If appropriately formatted AMFlow input can be generated, we must then modify AMFlow to extract the desired matrix information for the FIs in the dataset. An alternative approach would be to use another software package/suite such as FeynCalc to extract this propagator information, as some preliminary research suggests that FeynCalc has built-in functions to directly return propagators in the desired format. As FeynCalc is written in mathematica, it may be easier to interface with AMFlow, but this may have an adverse effect on the speed and efficiency of data generation at scale.
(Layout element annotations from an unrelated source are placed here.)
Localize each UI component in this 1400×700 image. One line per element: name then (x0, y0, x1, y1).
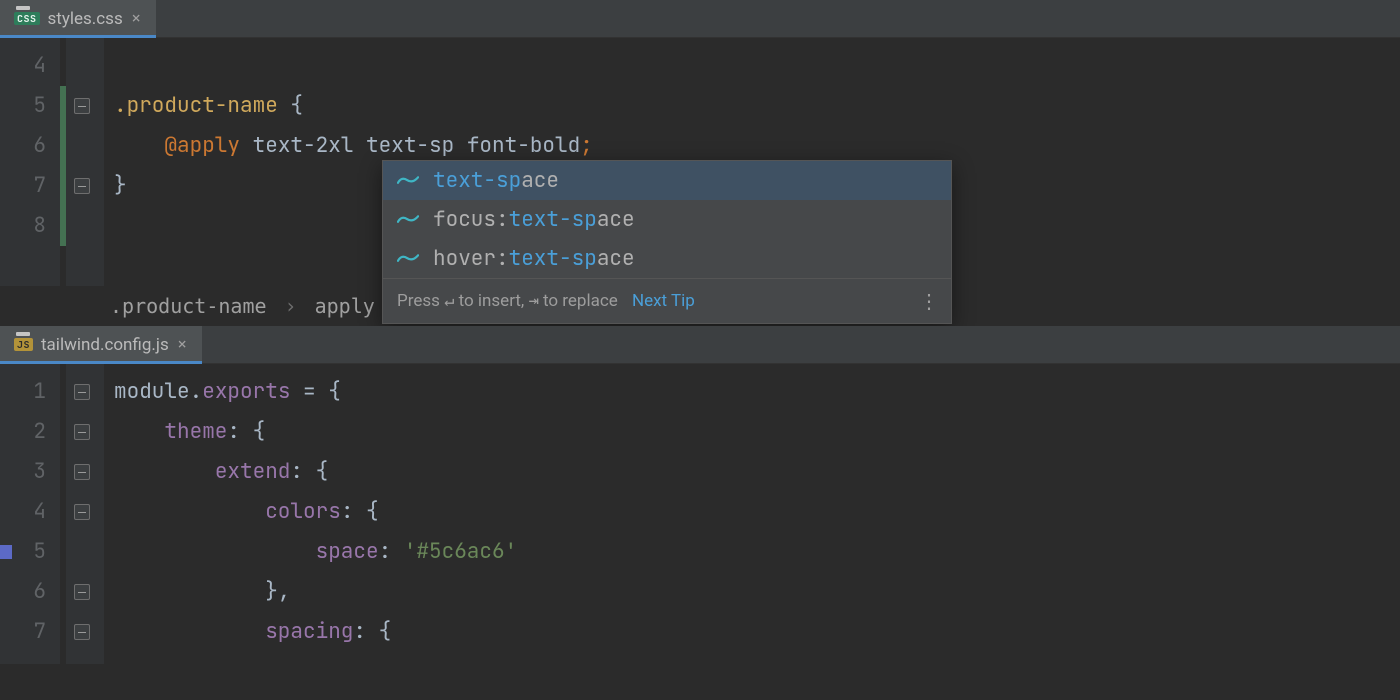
completion-item[interactable]: focus:text-space (383, 200, 951, 239)
tab-label: styles.css (48, 9, 123, 29)
code-area-top[interactable]: .product-name { @apply text-2xl text-sp … (104, 38, 1400, 286)
tab-label: tailwind.config.js (41, 335, 169, 355)
gutter-bottom: 1 2 3 4 5 6 7 (0, 364, 60, 664)
js-file-icon: JS (14, 338, 33, 351)
tabstrip-bottom: JS tailwind.config.js × (0, 326, 1400, 364)
breadcrumb-item[interactable]: .product-name (110, 294, 267, 318)
tailwind-icon (397, 252, 419, 266)
css-brace: { (290, 92, 303, 119)
fold-strip-bottom (66, 364, 104, 664)
fold-toggle-icon[interactable] (74, 424, 90, 440)
completion-rest: ace (521, 167, 559, 194)
css-brace: } (114, 172, 127, 199)
fold-strip-top (66, 38, 104, 286)
completion-footer: Press ↵ to insert, ⇥ to replace Next Tip… (383, 278, 951, 323)
css-selector: .product-name (114, 92, 278, 119)
completion-item[interactable]: hover:text-space (383, 239, 951, 278)
fold-toggle-icon[interactable] (74, 98, 90, 114)
tab-styles-css[interactable]: CSS styles.css × (0, 0, 156, 37)
close-icon[interactable]: × (131, 10, 142, 28)
chevron-right-icon: › (285, 294, 297, 318)
editor-pane-tailwind: JS tailwind.config.js × 1 2 3 4 5 6 7 mo… (0, 326, 1400, 664)
css-file-icon: CSS (14, 12, 40, 25)
fold-toggle-icon[interactable] (74, 504, 90, 520)
css-directive: @apply (164, 132, 240, 159)
css-values: text-2xl text-sp font-bold (253, 132, 581, 159)
enter-key-icon: ↵ (444, 291, 454, 311)
tab-tailwind-config[interactable]: JS tailwind.config.js × (0, 326, 202, 363)
close-icon[interactable]: × (177, 336, 188, 354)
completion-popup: text-space focus:text-space hover:text-s… (382, 160, 952, 324)
tailwind-icon (397, 174, 419, 188)
tabstrip-top: CSS styles.css × (0, 0, 1400, 38)
code-area-bottom[interactable]: module.exports = { theme: { extend: { co… (104, 364, 1400, 664)
breadcrumb-item[interactable]: apply (315, 294, 375, 318)
more-options-icon[interactable]: ⋮ (919, 289, 937, 313)
fold-toggle-icon[interactable] (74, 178, 90, 194)
completion-item[interactable]: text-space (383, 161, 951, 200)
css-semicolon: ; (580, 132, 593, 159)
next-tip-link[interactable]: Next Tip (632, 291, 695, 311)
fold-toggle-icon[interactable] (74, 384, 90, 400)
fold-toggle-icon[interactable] (74, 624, 90, 640)
fold-toggle-icon[interactable] (74, 584, 90, 600)
fold-toggle-icon[interactable] (74, 464, 90, 480)
gutter-top: 4 5 6 7 8 (0, 38, 60, 286)
editor-pane-styles: CSS styles.css × 4 5 6 7 8 .product-name… (0, 0, 1400, 326)
tab-key-icon: ⇥ (529, 291, 539, 311)
tailwind-icon (397, 213, 419, 227)
completion-match: text-sp (433, 167, 521, 194)
color-swatch-icon[interactable] (0, 545, 12, 559)
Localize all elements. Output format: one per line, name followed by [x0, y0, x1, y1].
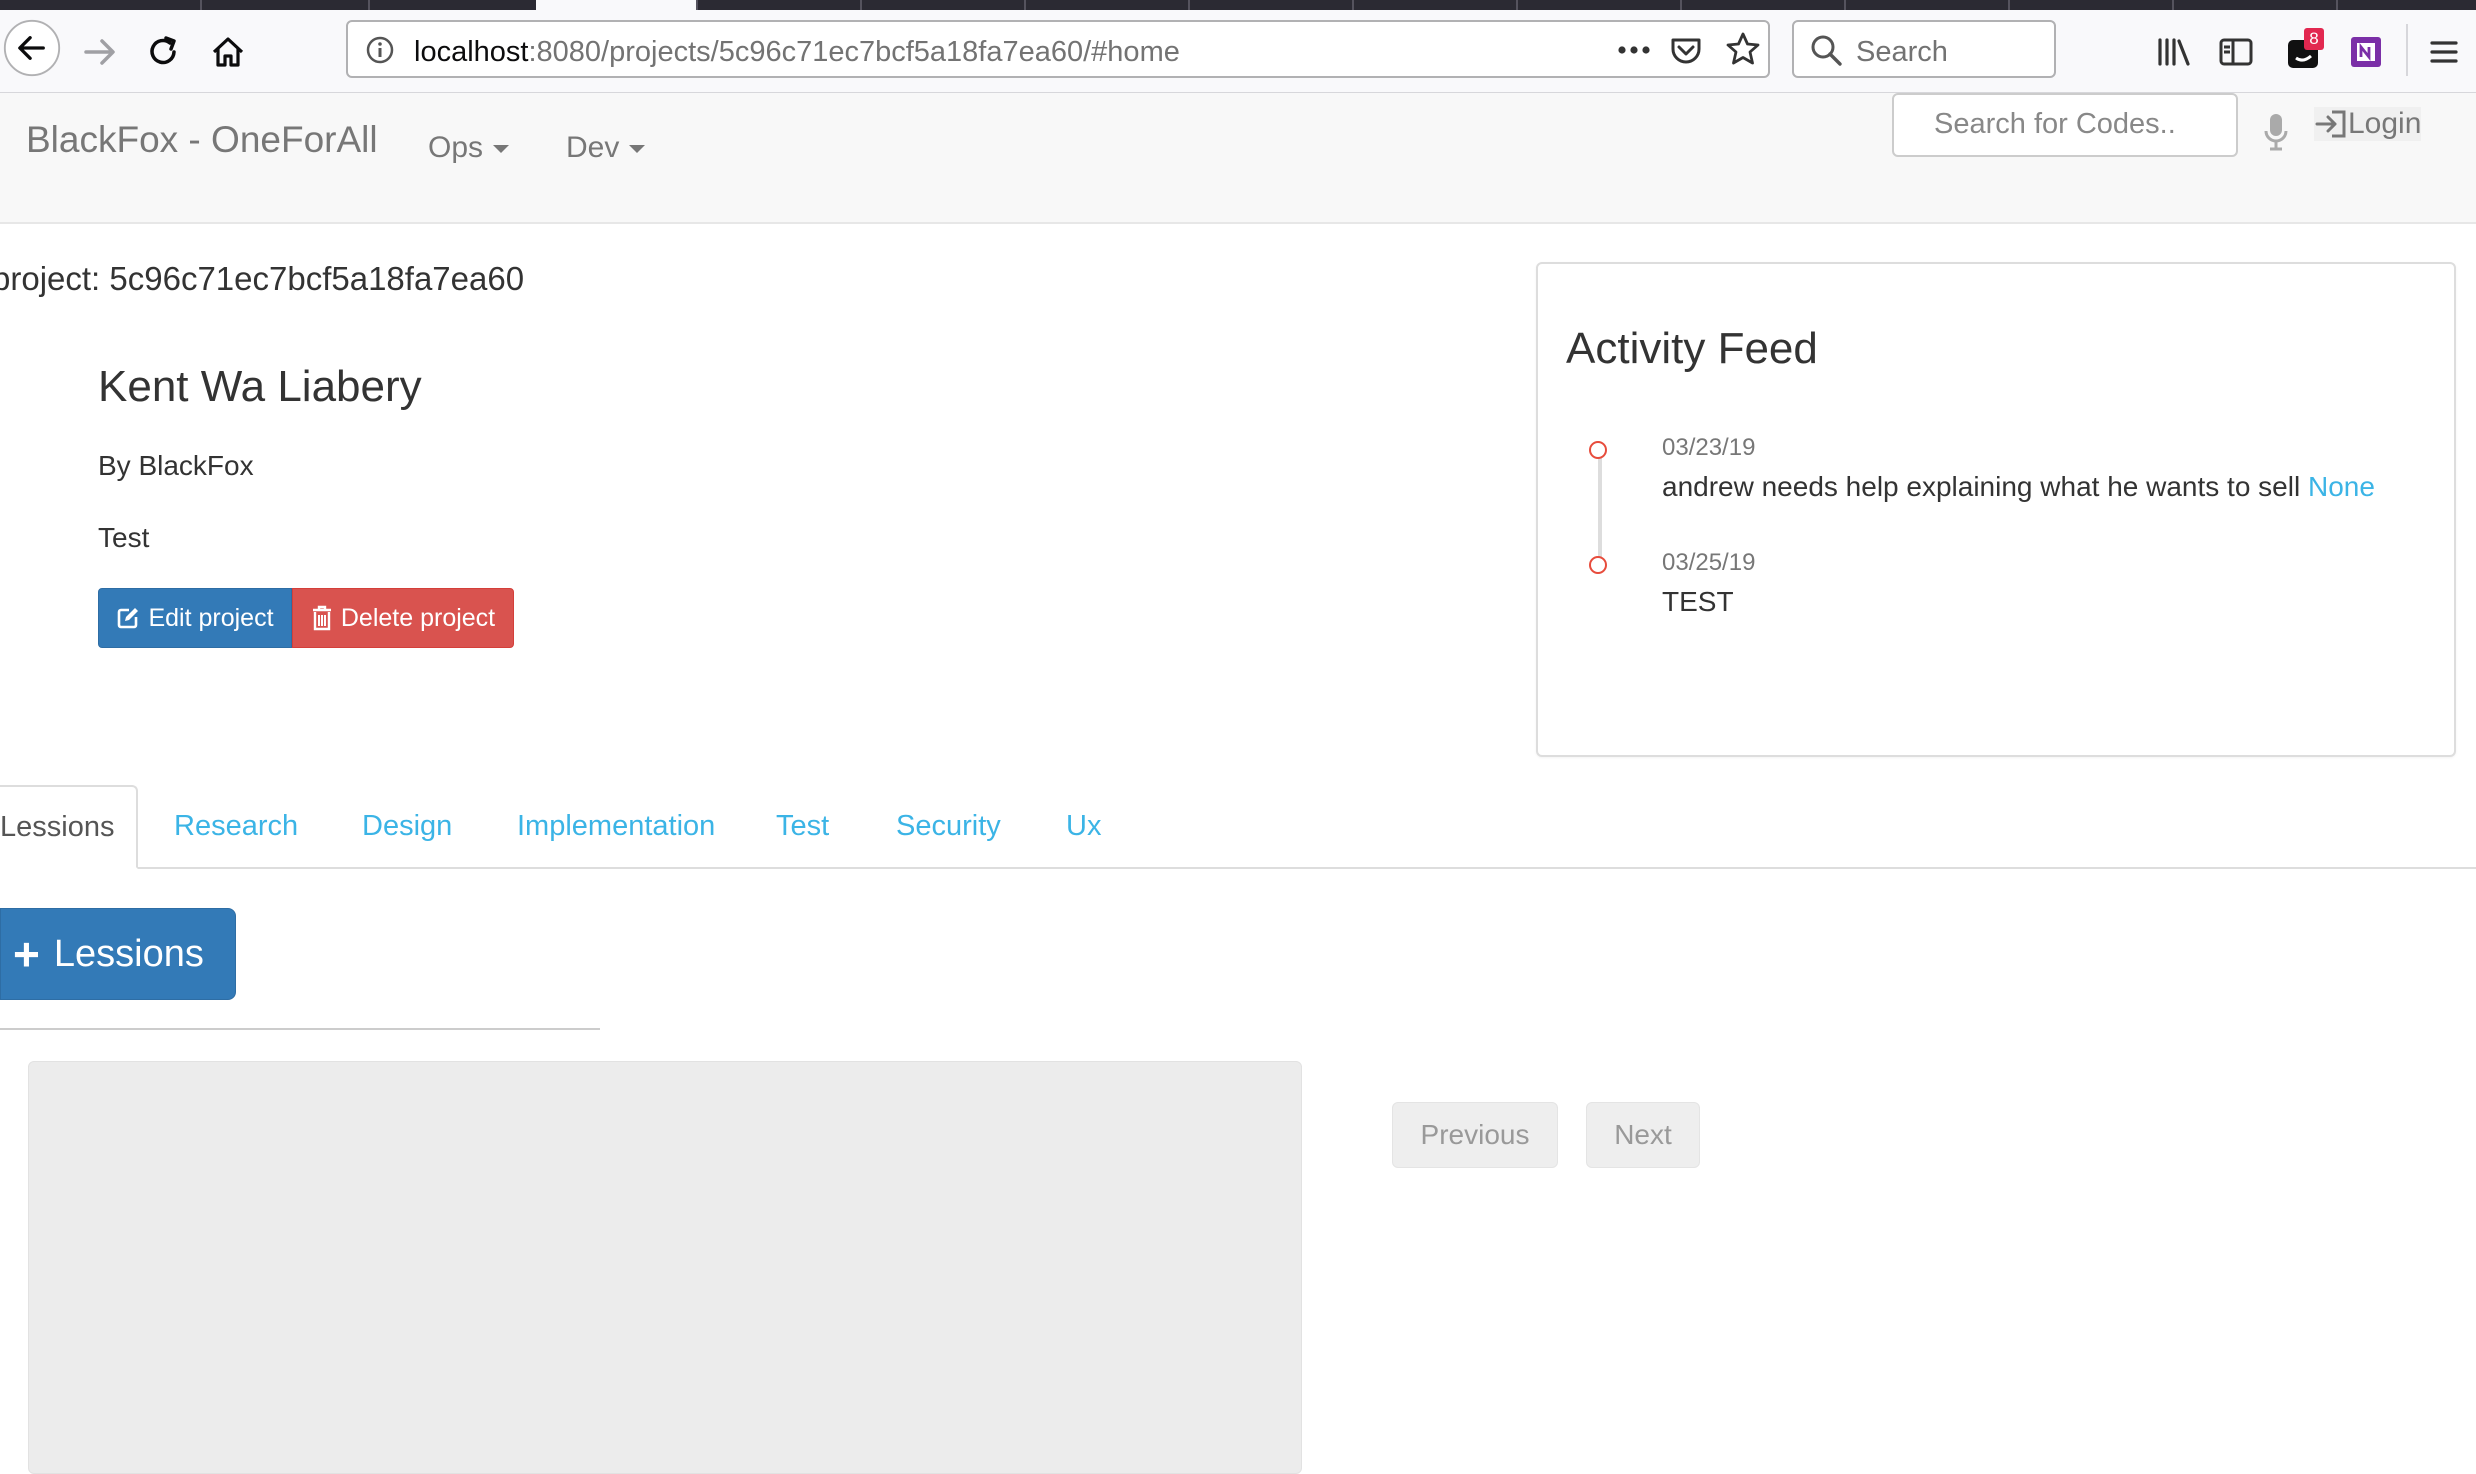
project-author: By BlackFox	[98, 450, 254, 481]
browser-tab[interactable]	[1188, 0, 1354, 10]
browser-tab[interactable]	[1352, 0, 1518, 10]
feed-item-link[interactable]: None	[2308, 471, 2375, 502]
caret-down-icon	[493, 145, 510, 154]
menu-icon[interactable]	[2424, 32, 2464, 72]
reload-icon	[150, 36, 176, 65]
content-placeholder	[28, 1061, 1302, 1474]
tab-research[interactable]: Research	[174, 785, 298, 867]
onenote-icon[interactable]	[2346, 32, 2386, 72]
dev-dropdown-label: Dev	[566, 131, 620, 164]
login-icon	[2315, 110, 2346, 138]
browser-tab[interactable]	[1680, 0, 1846, 10]
sidebar-toggle-icon[interactable]	[2216, 32, 2256, 72]
feed-item-message: andrew needs help explaining what he wan…	[1662, 471, 2308, 502]
tab-test[interactable]: Test	[776, 785, 829, 867]
plus-icon: +	[13, 928, 40, 980]
back-arrow-icon	[3, 19, 61, 77]
feed-item-text: andrew needs help explaining what he wan…	[1662, 471, 2375, 503]
ops-dropdown[interactable]: Ops	[428, 131, 510, 165]
tab-label: Implementation	[517, 809, 716, 842]
activity-feed-panel: Activity Feed 03/23/19 andrew needs help…	[1536, 262, 2456, 757]
tab-label: Test	[776, 809, 830, 842]
edit-icon	[118, 608, 139, 629]
project-id-heading: project: 5c96c71ec7bcf5a18fa7ea60	[0, 260, 525, 297]
browser-tab[interactable]	[860, 0, 1026, 10]
tab-label: Lessions	[0, 810, 115, 843]
bookmark-star-icon[interactable]	[1724, 30, 1762, 68]
extension-icon[interactable]: 8	[2280, 28, 2328, 76]
browser-tab[interactable]	[2008, 0, 2174, 10]
project-tabs: Lessions Research Design Implementation …	[0, 785, 2476, 869]
browser-tab[interactable]	[200, 0, 370, 10]
back-button[interactable]	[2, 18, 62, 78]
toolbar-divider	[2406, 24, 2408, 76]
add-lession-label: Lessions	[53, 932, 204, 975]
info-icon[interactable]	[364, 34, 396, 66]
login-label: Login	[2348, 107, 2422, 140]
home-button[interactable]	[198, 22, 258, 82]
tab-lessions[interactable]: Lessions	[0, 785, 138, 869]
browser-search-bar[interactable]: Search	[1792, 20, 2056, 78]
url-path: :8080/projects/5c96c71ec7bcf5a18fa7ea60/…	[528, 36, 1180, 68]
trash-icon	[312, 605, 331, 631]
forward-button[interactable]	[70, 22, 130, 82]
next-button[interactable]: Next	[1586, 1102, 1700, 1168]
edit-project-label: Edit project	[148, 603, 274, 632]
browser-search-placeholder: Search	[1856, 36, 1948, 68]
url-text[interactable]: localhost:8080/projects/5c96c71ec7bcf5a1…	[414, 36, 1180, 69]
feed-item-date: 03/23/19	[1662, 434, 1756, 461]
add-lession-button[interactable]: + Lessions	[0, 908, 236, 1000]
library-icon[interactable]	[2154, 32, 2194, 72]
code-search-field[interactable]	[1892, 93, 2238, 157]
delete-project-label: Delete project	[340, 603, 496, 632]
activity-feed-title: Activity Feed	[1566, 324, 1818, 373]
project-title: Kent Wa Liabery	[98, 362, 422, 411]
edit-project-button[interactable]: Edit project	[98, 588, 292, 648]
browser-tab[interactable]	[696, 0, 862, 10]
tab-label: Ux	[1066, 809, 1102, 842]
code-search-input[interactable]	[1932, 95, 2236, 153]
browser-tab[interactable]	[2172, 0, 2338, 10]
previous-button[interactable]: Previous	[1392, 1102, 1558, 1168]
browser-tab[interactable]	[1844, 0, 2010, 10]
tab-ux[interactable]: Ux	[1066, 785, 1101, 867]
tab-security[interactable]: Security	[896, 785, 1001, 867]
search-icon	[1811, 35, 1842, 66]
browser-toolbar: localhost:8080/projects/5c96c71ec7bcf5a1…	[0, 10, 2476, 93]
browser-tab[interactable]	[0, 0, 202, 10]
browser-tab-strip	[0, 0, 2476, 10]
microphone-icon[interactable]	[2262, 111, 2290, 153]
forward-arrow-icon	[84, 39, 115, 65]
url-bar[interactable]: localhost:8080/projects/5c96c71ec7bcf5a1…	[346, 20, 1770, 78]
app-navbar: BlackFox - OneForAll Ops Dev Login	[0, 93, 2476, 224]
login-link[interactable]: Login	[2314, 107, 2422, 141]
feed-item-date: 03/25/19	[1662, 549, 1756, 576]
caret-down-icon	[629, 145, 646, 154]
url-host: localhost	[414, 36, 529, 68]
feed-item-text: TEST	[1662, 586, 1734, 618]
brand-link[interactable]: BlackFox - OneForAll	[26, 119, 378, 161]
timeline-dot	[1589, 556, 1607, 574]
browser-tab-active[interactable]	[536, 0, 698, 10]
pocket-icon[interactable]	[1668, 32, 1704, 68]
page-actions-icon[interactable]	[1614, 36, 1654, 64]
browser-tab[interactable]	[1516, 0, 1682, 10]
timeline-line	[1598, 454, 1602, 566]
reload-button[interactable]	[134, 22, 194, 82]
home-icon	[212, 37, 244, 67]
tab-label: Research	[174, 809, 299, 842]
project-description: Test	[98, 522, 150, 553]
content-divider	[0, 1028, 600, 1030]
tab-label: Design	[362, 809, 453, 842]
extension-badge: 8	[2304, 28, 2324, 50]
tab-design[interactable]: Design	[362, 785, 452, 867]
delete-project-button[interactable]: Delete project	[292, 588, 514, 648]
ops-dropdown-label: Ops	[428, 131, 484, 164]
dev-dropdown[interactable]: Dev	[566, 131, 646, 165]
browser-tab[interactable]	[1024, 0, 1190, 10]
tab-implementation[interactable]: Implementation	[517, 785, 715, 867]
timeline-dot	[1589, 441, 1607, 459]
tab-label: Security	[896, 809, 1001, 842]
feed-item-message: TEST	[1662, 586, 1734, 617]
Once datasets have been created, SYMBA-FI must be created and trained. SYMBA-FI is to be built and trained using Neeraj Anand's PyTorch implementation of SYMBA as a basis. In accordance with existing version(s) of SYMBA, SYMBA-FI will be evaluated on the basis of metrics including sequence accuracy and token accuracy. After building/training SYMBA-FI, we may also consider avenues currently being investigated for the main version of SYMBA, including modifications and improvements for accuracy predicting longer sequences and alternative attention mechanisms.

MERGED CODE:

The current repository consists of a combination of old and newer code. The older code are demos from older versions of SYMBA. The recently merged code is a work in progress of the data generation code. It can be found in the folder "marty_data_generation/QED/," and consists of "All_ParticlesIO.cpp" and "QED_loop_insertions.py", the C++ code that uses MARTY for generating data and the python script that specifies which particles and processes to consider, respectively. This code is based off of Marco Knipfer's data generation code for SYMBA-prefix and has been modified where appropriate for SYMBA-FI. While Marco's code is also outdated, it is similar enough to current data generation code for SYMBA that no problems should arise. This code uses MARTY to create a single large .wl (WolframScript) file with the general structure for running AMFlow input for all given integrals. Eventually, it should produce a single .wl file for each individual FI to be used in the dataset. Of the major information needed by AMFlow, currently the internal/external momenta are extracted from diagrams and provided by MARTY. Obtaining propagator information is the current focus. Conservation and replacement rules are hard-coded placeholder for 2-to-2 processes. Numerical information in the outputs are also placeholder, since we will not require it for SYMBA-FI's goals. Processes have been heavily restricted to electron scattering for code testing and development purposes.

LESSONS LEARNED:

Although I should have expected it, I have learned that project complexity and scope can suddenly increase unexpectedly. Despite learning the needed theory for solving FIs and ML, there is still a gap to bridge between MARTY and AMFlow that was unexpectedly large, requiring that I learn both C++ and the more complex functions of MARTY just to begin setting up the needed dataset. I also learned that I should be more aware of version control when utilizing software that depends on multiple auxiliary programs, as a version control issue set me back 3 weeks before I could identify the issue properly.